New York City is in the midst of a spike in crimes against the city’s Orthodox Jewish population, with one of the latest attacks involving a rabbi out jogging who was assaulted by a man with a paving stone. Rabbi Abraham Gopin says that was just the start of the incident.

Then, he jumped on me and started to fight with me, trying to knock me in the face — probably, I would say, 20, 25, 30 times with his fists…He said ‘Jew, Jew.’ He said something in that direction,” Gopin continued. “He was for certain looking to kill.”

It is no isolated incident. Anti-Semitic attacks, more than half of all hate crimes reported to the NYPD, are up 66% from last year, to 133. Orthodox Jews have been spit on, punched or both in Crown Heights, Borough Park and Williamsburg.

On Twitter, Seth Mandel of the Washington Examiner magazine, said it’s time for Jews in New York City need armed protection.

In his tweet thread, Mandel noted the incredibly restrictive policies that New York City puts in place when it comes to issuing carry licenses, and demanded something change.

It might actually be easier to become a police officer in New York than it would be to get a concealed carry license. There are around 36,000 NYPD officers, but according to the latest statistics I could find, only about 4,000 licenses to carry in the five boroughs.

Many in the city’s Jewish community are demanding that Mayor Bill de Blasio do more to combat the growing anti-Semitism in the city, and are taking him to task for his lukewarm reaction to date.

Jews of all ages are subjected to violent attacks, along with daily cases of more mundane forms of harassment. The incidents aren’t exactly a secret. It didn’t take long for Mayor Bill de Blasio to tweet about the attack on Gopin, announcing that the NYPD’s Hate Crimes Task Force was on the case. Of course, this is about the bare minimum one could reasonably expect in reaction to an incident in which the attacker allegedly called his victim a “dirty Jew” before smashing him in the face with a large stone. Everyone knows that violence against Jews in the city has climbed sharply over the past couple of years, and yet City Hall has offered little in the way of a specific or organized response to the problem.

If de Blasio does step up, one thing we know for sure is that he won’t be making it any easier for anyone to carry a firearm for self-defense.

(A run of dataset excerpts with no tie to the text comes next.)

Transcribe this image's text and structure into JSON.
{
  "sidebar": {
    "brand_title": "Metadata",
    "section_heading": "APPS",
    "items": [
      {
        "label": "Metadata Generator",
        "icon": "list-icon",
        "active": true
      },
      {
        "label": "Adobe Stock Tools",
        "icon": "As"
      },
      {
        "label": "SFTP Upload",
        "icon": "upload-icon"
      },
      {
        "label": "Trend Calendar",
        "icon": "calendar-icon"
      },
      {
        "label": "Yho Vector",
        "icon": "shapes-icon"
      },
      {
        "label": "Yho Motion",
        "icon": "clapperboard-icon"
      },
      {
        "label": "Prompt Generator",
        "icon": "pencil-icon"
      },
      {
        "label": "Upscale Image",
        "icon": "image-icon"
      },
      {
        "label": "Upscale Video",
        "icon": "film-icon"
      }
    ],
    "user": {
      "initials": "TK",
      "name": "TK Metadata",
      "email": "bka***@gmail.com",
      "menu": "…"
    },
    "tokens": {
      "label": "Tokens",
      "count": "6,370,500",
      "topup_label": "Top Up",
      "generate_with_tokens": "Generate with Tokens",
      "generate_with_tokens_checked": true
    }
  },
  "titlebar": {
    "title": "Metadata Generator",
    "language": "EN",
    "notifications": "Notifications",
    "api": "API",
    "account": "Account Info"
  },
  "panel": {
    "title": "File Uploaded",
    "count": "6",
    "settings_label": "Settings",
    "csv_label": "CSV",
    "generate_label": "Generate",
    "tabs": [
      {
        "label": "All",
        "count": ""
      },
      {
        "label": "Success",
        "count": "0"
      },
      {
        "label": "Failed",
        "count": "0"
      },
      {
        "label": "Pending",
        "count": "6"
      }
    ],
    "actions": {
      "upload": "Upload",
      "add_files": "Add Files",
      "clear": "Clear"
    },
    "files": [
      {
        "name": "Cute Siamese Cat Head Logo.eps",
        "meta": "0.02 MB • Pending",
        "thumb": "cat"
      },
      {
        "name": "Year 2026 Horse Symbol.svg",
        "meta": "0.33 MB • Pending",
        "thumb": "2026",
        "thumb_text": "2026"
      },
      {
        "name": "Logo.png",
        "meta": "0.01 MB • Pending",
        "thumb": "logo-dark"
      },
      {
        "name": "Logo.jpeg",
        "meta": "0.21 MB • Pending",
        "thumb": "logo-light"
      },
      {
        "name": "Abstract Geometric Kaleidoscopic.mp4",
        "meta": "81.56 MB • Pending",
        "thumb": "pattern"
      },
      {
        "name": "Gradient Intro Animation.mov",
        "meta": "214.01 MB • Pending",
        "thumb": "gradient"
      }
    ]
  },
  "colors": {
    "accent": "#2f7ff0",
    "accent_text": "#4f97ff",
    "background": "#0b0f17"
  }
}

The process of becoming a concealed carry licensee in the city will continue to take months, cost hundreds of dollars, and will likely end in failure for most applicants. Mayor de Blasio would undoubtably say that New Yorkers are safer because of the restrictive licensing laws, but as Rabbi Gopin could tell him, the gun control laws in New York didn’t stop him from nearly being murdered with a rock. Self-defense is a human right, and the right to keep and bear arms is a constitutionally protected right. In New York city, however, both are increasingly seen as a privilege granted by the authorities.